Boundaries! Its important to distinguish between boundaries and detachment. Borderlines need boundaries, because they will push. This is not done with malice though. A borderline will actively test boundaries, as a means to gauge how you feel about them. And so we must hold loving boundaries. And we can love and hold that space for their growth, by loving and respecting ourselves in the process. What it takes is validating their experience, but also being mindful about your own. It can sometimes feel as though a relationship with a borderline is one sided. To combat successfully is to offer an authentic relationship. Share your vulnerabilities and fears. Communicate your needs in whichever dynamic you hold with them.

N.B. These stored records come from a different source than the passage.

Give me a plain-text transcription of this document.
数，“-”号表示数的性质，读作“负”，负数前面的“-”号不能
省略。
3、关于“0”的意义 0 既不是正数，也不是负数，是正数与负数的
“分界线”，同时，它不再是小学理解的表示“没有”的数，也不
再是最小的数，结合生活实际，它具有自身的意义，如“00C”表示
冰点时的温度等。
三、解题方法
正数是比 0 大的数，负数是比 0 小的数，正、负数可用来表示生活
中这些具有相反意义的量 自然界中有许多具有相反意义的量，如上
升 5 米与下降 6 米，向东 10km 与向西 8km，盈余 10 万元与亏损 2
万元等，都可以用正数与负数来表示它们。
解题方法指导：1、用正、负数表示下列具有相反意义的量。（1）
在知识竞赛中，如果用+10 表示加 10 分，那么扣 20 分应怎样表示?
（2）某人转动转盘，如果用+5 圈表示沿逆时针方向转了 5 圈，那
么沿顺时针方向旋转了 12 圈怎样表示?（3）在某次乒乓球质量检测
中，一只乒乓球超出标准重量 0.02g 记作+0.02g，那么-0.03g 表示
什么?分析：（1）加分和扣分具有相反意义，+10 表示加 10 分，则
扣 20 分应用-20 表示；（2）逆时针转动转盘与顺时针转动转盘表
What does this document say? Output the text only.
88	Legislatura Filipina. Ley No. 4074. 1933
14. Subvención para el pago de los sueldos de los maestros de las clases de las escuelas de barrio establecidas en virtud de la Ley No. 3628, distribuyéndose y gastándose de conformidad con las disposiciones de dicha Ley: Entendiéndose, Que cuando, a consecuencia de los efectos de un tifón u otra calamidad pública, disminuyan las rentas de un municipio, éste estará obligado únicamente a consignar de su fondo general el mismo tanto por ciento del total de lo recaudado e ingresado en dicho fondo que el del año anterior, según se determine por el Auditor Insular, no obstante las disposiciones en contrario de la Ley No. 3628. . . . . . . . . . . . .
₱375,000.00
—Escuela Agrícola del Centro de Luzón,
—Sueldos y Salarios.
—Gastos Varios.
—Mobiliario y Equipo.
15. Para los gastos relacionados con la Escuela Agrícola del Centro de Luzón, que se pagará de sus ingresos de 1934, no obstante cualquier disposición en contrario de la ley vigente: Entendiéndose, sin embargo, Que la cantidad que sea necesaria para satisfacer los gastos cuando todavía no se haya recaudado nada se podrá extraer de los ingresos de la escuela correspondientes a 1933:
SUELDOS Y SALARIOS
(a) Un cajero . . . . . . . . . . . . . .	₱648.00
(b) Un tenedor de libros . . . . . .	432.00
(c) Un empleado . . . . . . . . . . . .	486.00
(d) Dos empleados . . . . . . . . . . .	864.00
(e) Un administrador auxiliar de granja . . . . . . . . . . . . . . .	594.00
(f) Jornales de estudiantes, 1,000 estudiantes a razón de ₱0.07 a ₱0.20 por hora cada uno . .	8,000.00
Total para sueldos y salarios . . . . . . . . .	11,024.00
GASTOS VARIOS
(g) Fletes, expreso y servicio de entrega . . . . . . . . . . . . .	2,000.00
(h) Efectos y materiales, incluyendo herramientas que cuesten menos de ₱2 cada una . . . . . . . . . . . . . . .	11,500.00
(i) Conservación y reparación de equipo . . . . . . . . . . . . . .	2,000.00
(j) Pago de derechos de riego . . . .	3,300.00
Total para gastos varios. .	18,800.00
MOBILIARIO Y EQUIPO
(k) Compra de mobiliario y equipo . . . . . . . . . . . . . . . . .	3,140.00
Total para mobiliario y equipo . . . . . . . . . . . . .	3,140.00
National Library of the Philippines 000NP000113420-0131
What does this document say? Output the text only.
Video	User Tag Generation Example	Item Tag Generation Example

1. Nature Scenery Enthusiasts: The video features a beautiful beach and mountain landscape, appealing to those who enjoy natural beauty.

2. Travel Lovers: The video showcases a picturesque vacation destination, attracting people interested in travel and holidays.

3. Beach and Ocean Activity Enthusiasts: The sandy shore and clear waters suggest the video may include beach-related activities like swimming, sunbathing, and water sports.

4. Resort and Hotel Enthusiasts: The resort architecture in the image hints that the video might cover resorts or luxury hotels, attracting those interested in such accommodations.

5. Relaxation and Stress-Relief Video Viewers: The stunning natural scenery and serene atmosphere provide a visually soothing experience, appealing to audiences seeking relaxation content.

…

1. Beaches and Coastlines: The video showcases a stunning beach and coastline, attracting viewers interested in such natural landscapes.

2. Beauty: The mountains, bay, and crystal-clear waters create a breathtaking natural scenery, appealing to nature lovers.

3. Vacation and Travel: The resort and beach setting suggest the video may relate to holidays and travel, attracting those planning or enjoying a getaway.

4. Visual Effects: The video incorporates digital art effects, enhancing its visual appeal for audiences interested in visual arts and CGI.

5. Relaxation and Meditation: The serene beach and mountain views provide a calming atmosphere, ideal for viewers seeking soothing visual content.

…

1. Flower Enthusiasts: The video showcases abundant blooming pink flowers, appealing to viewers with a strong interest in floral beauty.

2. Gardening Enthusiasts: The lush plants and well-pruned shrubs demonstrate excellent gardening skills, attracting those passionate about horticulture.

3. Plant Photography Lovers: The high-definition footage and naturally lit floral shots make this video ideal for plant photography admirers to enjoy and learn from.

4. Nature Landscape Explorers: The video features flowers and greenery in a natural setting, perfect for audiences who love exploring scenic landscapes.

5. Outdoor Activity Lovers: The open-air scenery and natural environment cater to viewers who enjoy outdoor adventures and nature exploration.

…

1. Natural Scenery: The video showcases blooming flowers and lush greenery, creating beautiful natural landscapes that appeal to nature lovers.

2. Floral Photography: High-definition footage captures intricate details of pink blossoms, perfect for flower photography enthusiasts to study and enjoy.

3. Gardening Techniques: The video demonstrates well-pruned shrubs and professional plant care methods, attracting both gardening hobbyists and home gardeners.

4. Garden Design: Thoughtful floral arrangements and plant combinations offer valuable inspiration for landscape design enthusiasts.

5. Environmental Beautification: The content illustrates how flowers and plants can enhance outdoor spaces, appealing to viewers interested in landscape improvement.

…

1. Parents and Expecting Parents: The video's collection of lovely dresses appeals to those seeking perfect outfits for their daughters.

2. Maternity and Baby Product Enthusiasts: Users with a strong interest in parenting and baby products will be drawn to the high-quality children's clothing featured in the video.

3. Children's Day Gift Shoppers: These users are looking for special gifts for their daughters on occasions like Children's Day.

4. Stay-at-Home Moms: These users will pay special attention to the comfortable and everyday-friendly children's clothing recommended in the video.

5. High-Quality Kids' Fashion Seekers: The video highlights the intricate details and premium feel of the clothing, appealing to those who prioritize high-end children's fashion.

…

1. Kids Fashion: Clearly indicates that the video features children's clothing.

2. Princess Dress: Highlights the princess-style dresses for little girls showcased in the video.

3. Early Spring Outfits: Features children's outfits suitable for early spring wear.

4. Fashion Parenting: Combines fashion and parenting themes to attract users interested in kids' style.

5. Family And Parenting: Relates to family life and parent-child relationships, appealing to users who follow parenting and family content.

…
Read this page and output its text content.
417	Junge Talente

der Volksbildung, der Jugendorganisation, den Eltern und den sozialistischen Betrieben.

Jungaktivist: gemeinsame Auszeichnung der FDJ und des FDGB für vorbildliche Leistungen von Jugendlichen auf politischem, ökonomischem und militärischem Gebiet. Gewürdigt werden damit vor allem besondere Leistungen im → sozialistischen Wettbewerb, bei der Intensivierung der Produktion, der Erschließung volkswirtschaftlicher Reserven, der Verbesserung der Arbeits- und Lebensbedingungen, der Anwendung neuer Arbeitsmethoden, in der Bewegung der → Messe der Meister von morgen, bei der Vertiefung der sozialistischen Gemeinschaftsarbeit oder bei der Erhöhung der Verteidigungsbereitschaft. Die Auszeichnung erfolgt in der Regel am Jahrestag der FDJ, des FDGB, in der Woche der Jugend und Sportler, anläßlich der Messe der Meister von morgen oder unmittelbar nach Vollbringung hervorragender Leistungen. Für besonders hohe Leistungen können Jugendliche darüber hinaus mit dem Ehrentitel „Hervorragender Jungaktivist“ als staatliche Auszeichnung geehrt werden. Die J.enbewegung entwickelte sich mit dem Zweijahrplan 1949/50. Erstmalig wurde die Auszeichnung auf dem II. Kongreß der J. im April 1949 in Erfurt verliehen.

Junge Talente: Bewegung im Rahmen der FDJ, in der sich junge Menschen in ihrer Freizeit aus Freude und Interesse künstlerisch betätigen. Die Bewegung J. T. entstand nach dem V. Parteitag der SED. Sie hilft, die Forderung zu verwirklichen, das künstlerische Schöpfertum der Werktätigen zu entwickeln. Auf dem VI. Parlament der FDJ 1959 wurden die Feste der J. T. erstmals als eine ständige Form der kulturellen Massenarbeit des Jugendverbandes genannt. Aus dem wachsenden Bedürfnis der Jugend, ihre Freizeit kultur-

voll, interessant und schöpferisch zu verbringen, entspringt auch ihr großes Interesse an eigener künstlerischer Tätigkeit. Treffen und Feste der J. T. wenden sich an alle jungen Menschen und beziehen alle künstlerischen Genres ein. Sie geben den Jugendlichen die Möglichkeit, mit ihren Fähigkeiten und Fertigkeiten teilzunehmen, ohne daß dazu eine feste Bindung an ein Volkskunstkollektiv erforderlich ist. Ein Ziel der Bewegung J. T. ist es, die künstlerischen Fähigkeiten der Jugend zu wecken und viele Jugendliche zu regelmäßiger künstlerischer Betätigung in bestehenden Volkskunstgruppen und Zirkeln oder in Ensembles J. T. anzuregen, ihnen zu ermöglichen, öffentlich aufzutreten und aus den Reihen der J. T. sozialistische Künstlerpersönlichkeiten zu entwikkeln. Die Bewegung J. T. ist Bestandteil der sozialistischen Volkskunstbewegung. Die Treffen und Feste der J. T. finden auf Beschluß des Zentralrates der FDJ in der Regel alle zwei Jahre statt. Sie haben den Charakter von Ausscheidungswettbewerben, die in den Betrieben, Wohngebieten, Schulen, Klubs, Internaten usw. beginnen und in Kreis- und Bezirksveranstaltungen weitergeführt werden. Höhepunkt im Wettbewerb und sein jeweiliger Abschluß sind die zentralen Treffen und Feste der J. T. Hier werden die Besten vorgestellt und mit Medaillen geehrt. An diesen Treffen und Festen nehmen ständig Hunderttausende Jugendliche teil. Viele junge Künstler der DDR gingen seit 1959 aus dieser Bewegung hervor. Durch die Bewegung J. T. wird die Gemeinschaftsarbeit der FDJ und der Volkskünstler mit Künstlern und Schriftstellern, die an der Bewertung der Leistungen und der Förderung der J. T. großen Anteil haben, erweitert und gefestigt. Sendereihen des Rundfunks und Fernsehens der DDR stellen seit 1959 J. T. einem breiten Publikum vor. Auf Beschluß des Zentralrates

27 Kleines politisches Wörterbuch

More often than not, the dynamic that emerges between a borderline and those who love them; morphs over time into a savior dynamic. The narrative often portrays a rescuer and the borderline that must be saved from the trenches of their emotions. The cycle that can continue is one where we save them. And yet what follows is more boundaries being pushed, more manipulation, and resentment. The borderline learns a deeper state of helplessness, and so they seek more validation through being saved. One of the biggest misconceptions about borderlines is that they aren't very functioning in society. However, borderlines have an unlimited well of emotional depth. They can pick up on the smallest, and slightest change in behavior. They are in Essence a psychic sponge, and those censors are often hard to turn off. With strong, yet loving boundaries, we can meet them in this space, without having to rescue them. Instead, the best course of action is to encourage them. Validate the connection you keep with them by not saving them, but enriching their experience. Giving them feedback on what they're good at, and where their skills lie. Communicate with them supportive words that help them believe that they are not helpless.
Supporting Role in a Drama Series:
Encouragement is a necessary language to use with someone with BDP. Taking on a supportive role rather than a savior of their problems is what they truly need. They need support strong enough to help them believe that they are the master of their own emotions, even though it feels like slavery to them. Encourage them to go to treatment. Encourage them to share their story, encourage them to seek a therapist. The ugly face that has smeared over borderlines really has put a damper on success rates. Its in the attitude that they are helpless, hopeless, and without options that further perpetuates this cycle. However, little by little, loving them in a way that can help them see themselves as they truly are Is the gift that makes them feel safe and in turn, carry an authentic; equal dynamic with the people they care about.